Trajano Larissa Alexsandra da Silva Neto, Siqueira Priscyanne Barreto, Pinheiro Daphne, Farias Thayssa Gomes, Santos Márcia Soares Dos, Pires Bruno Ricardo Barreto, Fonseca Adenilson de Souza da, Mencalha Andre Luiz
Departamento de Biofísica e Biometria Instituto de Biologia Roberto Alcântara Gomes, Universidade do Estado do Rio de Janeiro, Avenida 28 de Setembro, 87, fundos, Vila Isabel, Rio de Janeiro, 20551030, Brazil.

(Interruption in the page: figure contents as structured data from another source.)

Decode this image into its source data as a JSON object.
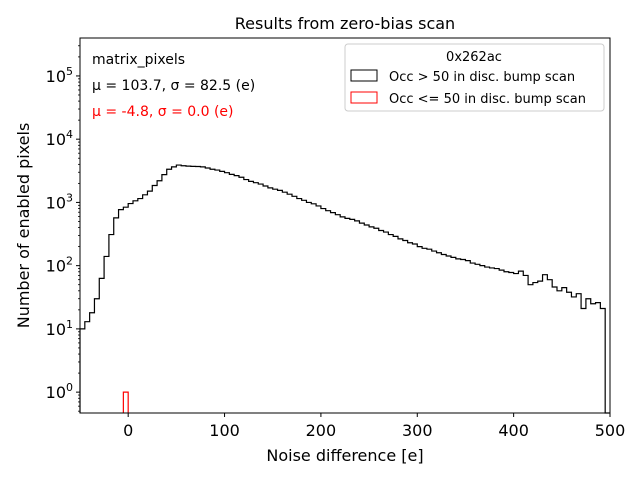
{
  "chart_data": {
    "type": "histogram",
    "title": "Results from zero-bias scan",
    "xlabel": "Noise difference [e]",
    "ylabel": "Number of enabled pixels",
    "xlim": [
      -50,
      500
    ],
    "ylim_log10": [
      -0.33,
      5.6
    ],
    "yscale": "log",
    "x_ticks": [
      0,
      100,
      200,
      300,
      400,
      500
    ],
    "x_tick_labels": [
      "0",
      "100",
      "200",
      "300",
      "400",
      "500"
    ],
    "y_ticks": [
      1,
      10,
      100,
      1000,
      10000,
      100000
    ],
    "y_tick_base": "10",
    "y_tick_exponents": [
      "0",
      "1",
      "2",
      "3",
      "4",
      "5"
    ],
    "annotation_pixels": "matrix_pixels",
    "annotation_black": "μ = 103.7, σ = 82.5 (e)",
    "annotation_red": "μ = -4.8, σ = 0.0 (e)",
    "legend": {
      "title": "0x262ac",
      "position": "top-right",
      "entries": [
        {
          "label": "Occ > 50 in disc. bump scan",
          "color": "#000000"
        },
        {
          "label": "Occ <= 50 in disc. bump scan",
          "color": "#ff0000"
        }
      ]
    },
    "bin_width": 5,
    "series": [
      {
        "name": "Occ > 50 in disc. bump scan",
        "color": "#000000",
        "bin_start": -50,
        "values": [
          10,
          13,
          18,
          30,
          63,
          140,
          310,
          570,
          770,
          840,
          960,
          1060,
          1150,
          1320,
          1510,
          1850,
          2200,
          2750,
          3350,
          3650,
          3900,
          3800,
          3750,
          3720,
          3700,
          3650,
          3500,
          3350,
          3250,
          3100,
          2950,
          2780,
          2650,
          2500,
          2300,
          2150,
          2050,
          1950,
          1820,
          1700,
          1620,
          1550,
          1450,
          1350,
          1250,
          1150,
          1080,
          1000,
          950,
          880,
          800,
          740,
          690,
          640,
          590,
          560,
          540,
          510,
          470,
          440,
          410,
          390,
          360,
          340,
          310,
          290,
          265,
          250,
          230,
          220,
          200,
          188,
          182,
          170,
          160,
          150,
          142,
          135,
          128,
          125,
          120,
          110,
          105,
          100,
          95,
          92,
          90,
          85,
          80,
          78,
          75,
          82,
          70,
          50,
          54,
          57,
          72,
          60,
          46,
          40,
          45,
          38,
          32,
          36,
          21,
          30,
          25,
          26,
          21,
          0
        ]
      },
      {
        "name": "Occ <= 50 in disc. bump scan",
        "color": "#ff0000",
        "bin_start": -5,
        "values": [
          1
        ]
      }
    ]
  }
}
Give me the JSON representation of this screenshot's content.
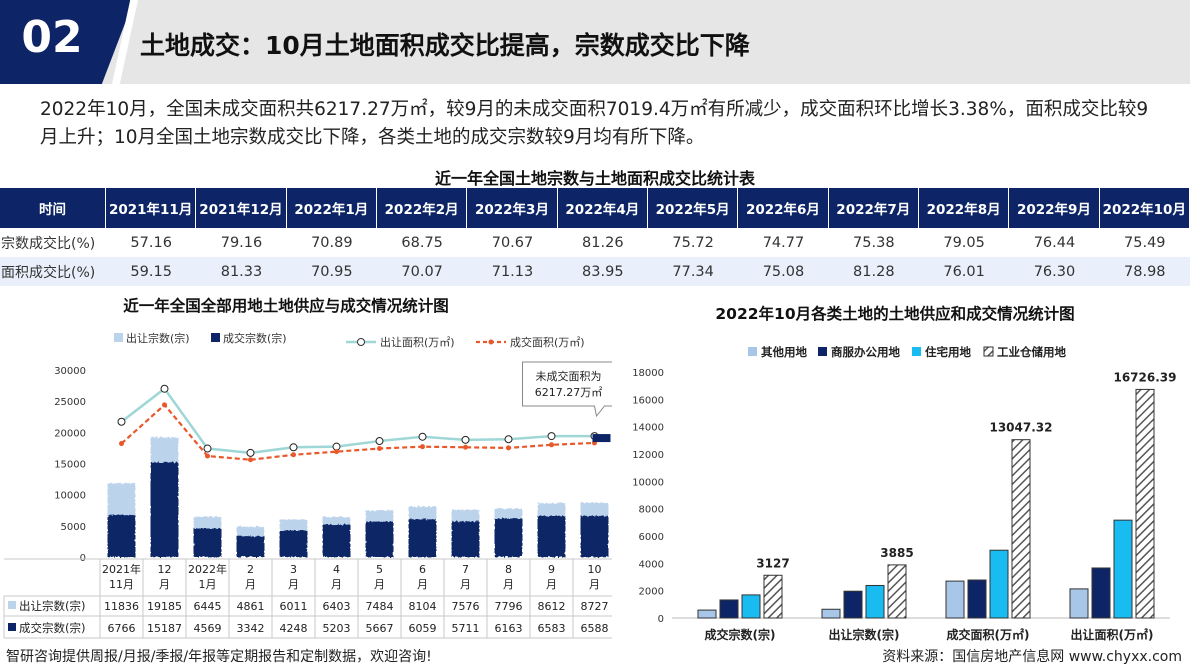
{
  "header": {
    "number": "02",
    "title": "土地成交：10月土地面积成交比提高，宗数成交比下降"
  },
  "intro": "2022年10月，全国未成交面积共6217.27万㎡，较9月的未成交面积7019.4万㎡有所减少，成交面积环比增长3.38%，面积成交比较9月上升；10月全国土地宗数成交比下降，各类土地的成交宗数较9月均有所下降。",
  "table": {
    "title": "近一年全国土地宗数与土地面积成交比统计表",
    "corner": "时间",
    "columns": [
      "2021年11月",
      "2021年12月",
      "2022年1月",
      "2022年2月",
      "2022年3月",
      "2022年4月",
      "2022年5月",
      "2022年6月",
      "2022年7月",
      "2022年8月",
      "2022年9月",
      "2022年10月"
    ],
    "rows": [
      {
        "label": "宗数成交比(%)",
        "values": [
          "57.16",
          "79.16",
          "70.89",
          "68.75",
          "70.67",
          "81.26",
          "75.72",
          "74.77",
          "75.38",
          "79.05",
          "76.44",
          "75.49"
        ]
      },
      {
        "label": "面积成交比(%)",
        "values": [
          "59.15",
          "81.33",
          "70.95",
          "70.07",
          "71.13",
          "83.95",
          "77.34",
          "75.08",
          "81.28",
          "76.01",
          "76.30",
          "78.98"
        ]
      }
    ]
  },
  "chart_data": [
    {
      "type": "bar",
      "title": "近一年全国全部用地土地供应与成交情况统计图",
      "categories": [
        [
          "2021年",
          "11月"
        ],
        [
          "12",
          "月"
        ],
        [
          "2022年",
          "1月"
        ],
        [
          "2",
          "月"
        ],
        [
          "3",
          "月"
        ],
        [
          "4",
          "月"
        ],
        [
          "5",
          "月"
        ],
        [
          "6",
          "月"
        ],
        [
          "7",
          "月"
        ],
        [
          "8",
          "月"
        ],
        [
          "9",
          "月"
        ],
        [
          "10",
          "月"
        ]
      ],
      "ylim": [
        0,
        30000
      ],
      "yticks": [
        0,
        5000,
        10000,
        15000,
        20000,
        25000,
        30000
      ],
      "legend": [
        "出让宗数(宗)",
        "成交宗数(宗)",
        "出让面积(万㎡)",
        "成交面积(万㎡)"
      ],
      "series": [
        {
          "name": "出让宗数(宗)",
          "type": "bar",
          "color": "#bcd3ec",
          "values": [
            11836,
            19185,
            6445,
            4861,
            6011,
            6403,
            7484,
            8104,
            7576,
            7796,
            8612,
            8727
          ]
        },
        {
          "name": "成交宗数(宗)",
          "type": "bar",
          "color": "#0d2566",
          "values": [
            6766,
            15187,
            4569,
            3342,
            4248,
            5203,
            5667,
            6059,
            5711,
            6163,
            6583,
            6588
          ]
        },
        {
          "name": "出让面积(万㎡)",
          "type": "line",
          "color": "#9fd6d6",
          "values": [
            21700,
            27000,
            17400,
            16700,
            17600,
            17700,
            18600,
            19300,
            18800,
            18900,
            19400,
            19400
          ]
        },
        {
          "name": "成交面积(万㎡)",
          "type": "line",
          "color": "#e8582a",
          "values": [
            18200,
            24400,
            16200,
            15600,
            16400,
            16900,
            17400,
            17700,
            17600,
            17500,
            18000,
            18300
          ]
        }
      ],
      "annotation": {
        "lines": [
          "未成交面积为",
          "6217.27万㎡"
        ],
        "category_index": 11
      },
      "table_rows": [
        {
          "label": "出让宗数(宗)",
          "values": [
            "11836",
            "19185",
            "6445",
            "4861",
            "6011",
            "6403",
            "7484",
            "8104",
            "7576",
            "7796",
            "8612",
            "8727"
          ]
        },
        {
          "label": "成交宗数(宗)",
          "values": [
            "6766",
            "15187",
            "4569",
            "3342",
            "4248",
            "5203",
            "5667",
            "6059",
            "5711",
            "6163",
            "6583",
            "6588"
          ]
        }
      ]
    },
    {
      "type": "bar",
      "title": "2022年10月各类土地的土地供应和成交情况统计图",
      "categories": [
        "成交宗数(宗)",
        "出让宗数(宗)",
        "成交面积(万㎡)",
        "出让面积(万㎡)"
      ],
      "ylim": [
        0,
        18000
      ],
      "yticks": [
        0,
        2000,
        4000,
        6000,
        8000,
        10000,
        12000,
        14000,
        16000,
        18000
      ],
      "legend": [
        "其他用地",
        "商服办公用地",
        "住宅用地",
        "工业仓储用地"
      ],
      "series": [
        {
          "name": "其他用地",
          "color": "#a7c6e8",
          "values": [
            580,
            640,
            2700,
            2130
          ]
        },
        {
          "name": "商服办公用地",
          "color": "#0d2566",
          "values": [
            1320,
            1960,
            2780,
            3660
          ]
        },
        {
          "name": "住宅用地",
          "color": "#19bcf0",
          "values": [
            1690,
            2380,
            4960,
            7160
          ]
        },
        {
          "name": "工业仓储用地",
          "color": "#ffffff",
          "values": [
            3127,
            3885,
            13047.32,
            16726.39
          ]
        }
      ],
      "value_labels": [
        "3127",
        "3885",
        "13047.32",
        "16726.39"
      ]
    }
  ],
  "footer": {
    "left": "智研咨询提供周报/月报/季报/年报等定期报告和定制数据，欢迎咨询!",
    "right": "资料来源：国信房地产信息网    www.chyxx.com"
  }
}
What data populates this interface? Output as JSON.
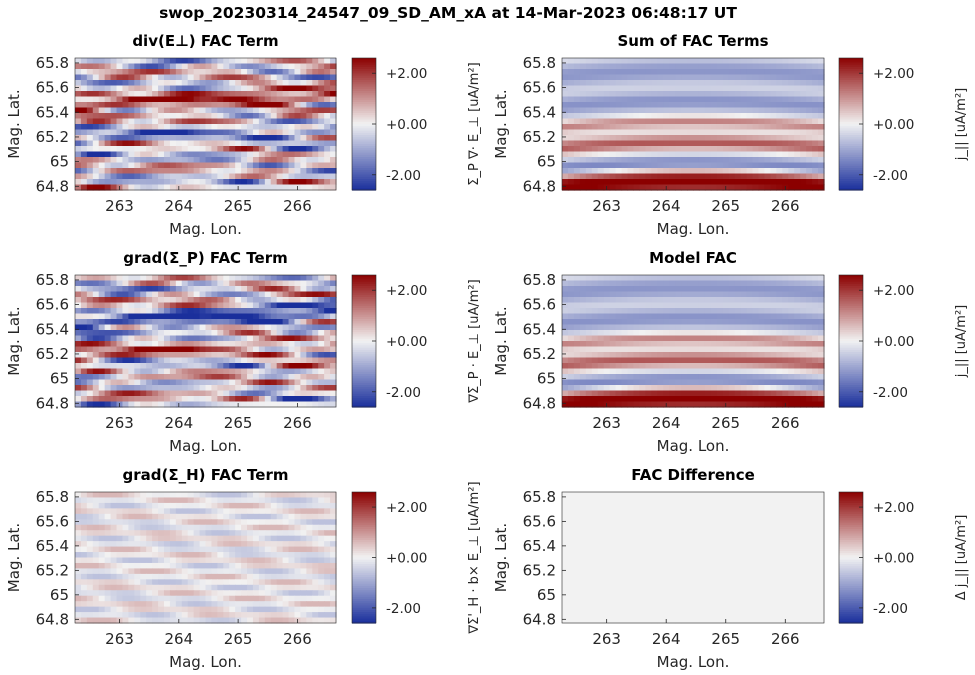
{
  "figure_title": "swop_20230314_24547_09_SD_AM_xA at 14-Mar-2023 06:48:17 UT",
  "colormap": {
    "low": "#1a2f9c",
    "mid": "#f2f2f2",
    "high": "#8b0000"
  },
  "chart_data": [
    {
      "type": "heatmap",
      "title_parts": [
        "div(E",
        "⊥",
        ") FAC Term"
      ],
      "title_sub": "⊥",
      "xlabel": "Mag. Lon.",
      "ylabel": "Mag. Lat.",
      "xticks": [
        "263",
        "264",
        "265",
        "266"
      ],
      "yticks": [
        "65.8",
        "65.6",
        "65.4",
        "65.2",
        "65",
        "64.8"
      ],
      "x_range": [
        262.25,
        266.65
      ],
      "y_range": [
        64.77,
        65.84
      ],
      "colorbar": {
        "ticks": [
          "+2.00",
          "+0.00",
          "-2.00"
        ],
        "range": [
          -2.6,
          2.6
        ],
        "label": "Σ_P ∇· E_⊥ [uA/m²]"
      },
      "pattern": "turbulent",
      "amplitude": 1.0
    },
    {
      "type": "heatmap",
      "title": "Sum of FAC Terms",
      "xlabel": "Mag. Lon.",
      "ylabel": "Mag. Lat.",
      "xticks": [
        "263",
        "264",
        "265",
        "266"
      ],
      "yticks": [
        "65.8",
        "65.6",
        "65.4",
        "65.2",
        "65",
        "64.8"
      ],
      "x_range": [
        262.25,
        266.65
      ],
      "y_range": [
        64.77,
        65.84
      ],
      "colorbar": {
        "ticks": [
          "+2.00",
          "+0.00",
          "-2.00"
        ],
        "range": [
          -2.6,
          2.6
        ],
        "label": "j_|| [uA/m²]"
      },
      "pattern": "arc",
      "amplitude": 1.0
    },
    {
      "type": "heatmap",
      "title": "grad(Σ_P) FAC Term",
      "xlabel": "Mag. Lon.",
      "ylabel": "Mag. Lat.",
      "xticks": [
        "263",
        "264",
        "265",
        "266"
      ],
      "yticks": [
        "65.8",
        "65.6",
        "65.4",
        "65.2",
        "65",
        "64.8"
      ],
      "x_range": [
        262.25,
        266.65
      ],
      "y_range": [
        64.77,
        65.84
      ],
      "colorbar": {
        "ticks": [
          "+2.00",
          "+0.00",
          "-2.00"
        ],
        "range": [
          -2.6,
          2.6
        ],
        "label": "∇Σ_P · E_⊥ [uA/m²]"
      },
      "pattern": "turbulent_inv",
      "amplitude": 1.0
    },
    {
      "type": "heatmap",
      "title": "Model FAC",
      "xlabel": "Mag. Lon.",
      "ylabel": "Mag. Lat.",
      "xticks": [
        "263",
        "264",
        "265",
        "266"
      ],
      "yticks": [
        "65.8",
        "65.6",
        "65.4",
        "65.2",
        "65",
        "64.8"
      ],
      "x_range": [
        262.25,
        266.65
      ],
      "y_range": [
        64.77,
        65.84
      ],
      "colorbar": {
        "ticks": [
          "+2.00",
          "+0.00",
          "-2.00"
        ],
        "range": [
          -2.6,
          2.6
        ],
        "label": "j_|| [uA/m²]"
      },
      "pattern": "arc",
      "amplitude": 1.0
    },
    {
      "type": "heatmap",
      "title": "grad(Σ_H) FAC Term",
      "xlabel": "Mag. Lon.",
      "ylabel": "Mag. Lat.",
      "xticks": [
        "263",
        "264",
        "265",
        "266"
      ],
      "yticks": [
        "65.8",
        "65.6",
        "65.4",
        "65.2",
        "65",
        "64.8"
      ],
      "x_range": [
        262.25,
        266.65
      ],
      "y_range": [
        64.77,
        65.84
      ],
      "colorbar": {
        "ticks": [
          "+2.00",
          "+0.00",
          "-2.00"
        ],
        "range": [
          -2.6,
          2.6
        ],
        "label": "∇Σ'_H · b× E_⊥ [uA/m²]"
      },
      "pattern": "turbulent_weak",
      "amplitude": 0.25
    },
    {
      "type": "heatmap",
      "title": "FAC Difference",
      "xlabel": "Mag. Lon.",
      "ylabel": "Mag. Lat.",
      "xticks": [
        "263",
        "264",
        "265",
        "266"
      ],
      "yticks": [
        "65.8",
        "65.6",
        "65.4",
        "65.2",
        "65",
        "64.8"
      ],
      "x_range": [
        262.25,
        266.65
      ],
      "y_range": [
        64.77,
        65.84
      ],
      "colorbar": {
        "ticks": [
          "+2.00",
          "+0.00",
          "-2.00"
        ],
        "range": [
          -2.6,
          2.6
        ],
        "label": "Δ j_|| [uA/m²]"
      },
      "pattern": "flat",
      "amplitude": 0.03
    }
  ]
}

Pró-Reitoria de Pesquisa e pós-graduação, Mestrado Profissional em Ciências Aplicadas em Saúde, Universidade de Vassouras, Avenida Expedicionário Oswaldo de Almeida Ramos, 280, Vassouras, Rio de Janeiro, 27700000, Brazil.
Lasers Med Sci. 2025 Jan 24;40(1):38. doi: 10.1007/s10103-025-04287-0.
In this article, we aim to evaluate the effects of photobiomodulation on mitochondria quantity, biogenesis, and mitophagy-associated genes in breast cancer (BC) cells. Both models were irradiated with a low-power infrared laser (880 nm, 150 mW) and amber LED (617 nm, 1500 mW), alone or simultaneously. We evaluated the mRNA expression of PINK1 and PGC-1α genes, and the mitochondrial number was assessed based on the ratio of mitochondrial DNA/genomic DNA (mtDNA/gDNA). No significant difference was observed in the mtDNA/gDNA ratio comparing the low-power infrared laser (LPIL) and LED-irradiated groups to their control counterparts. Similarly, no difference was observed in the mRNA levels of PINK1 and PGC-1α of the irradiated group with an LPIL and LED alone or in combination. In conclusion, PBM with LPIL and LED did not alter the mtDNA/gDNA ratio nor modulate the mRNA levels of the genes related to mitophagy and biogenesis in BC cells.
在本文中,我们旨在评估光生物调节对乳腺癌(BC)细胞中线粒体数量、生物发生及与线粒体自噬相关基因的影响。两种模型均用低功率红外激光(880纳米,150毫瓦)和琥珀色发光二极管(617纳米,1500毫瓦)单独或同时进行照射。我们评估了PINK1和PGC - 1α基因的mRNA表达,并根据线粒体DNA/基因组DNA的比率(mtDNA/gDNA)评估线粒体数量。与各自的对照相比,在低功率红外激光(LPIL)和发光二极管照射组的mtDNA/gDNA比率中未观察到显著差异。同样,单独或联合使用LPIL和发光二极管的照射组中,PINK1和PGC - 1α的mRNA水平也未观察到差异。总之,LPIL和发光二极管的光生物调节并未改变BC细胞中的mtDNA/gDNA比率,也未调节与线粒体自噬和生物发生相关基因的mRNA水平。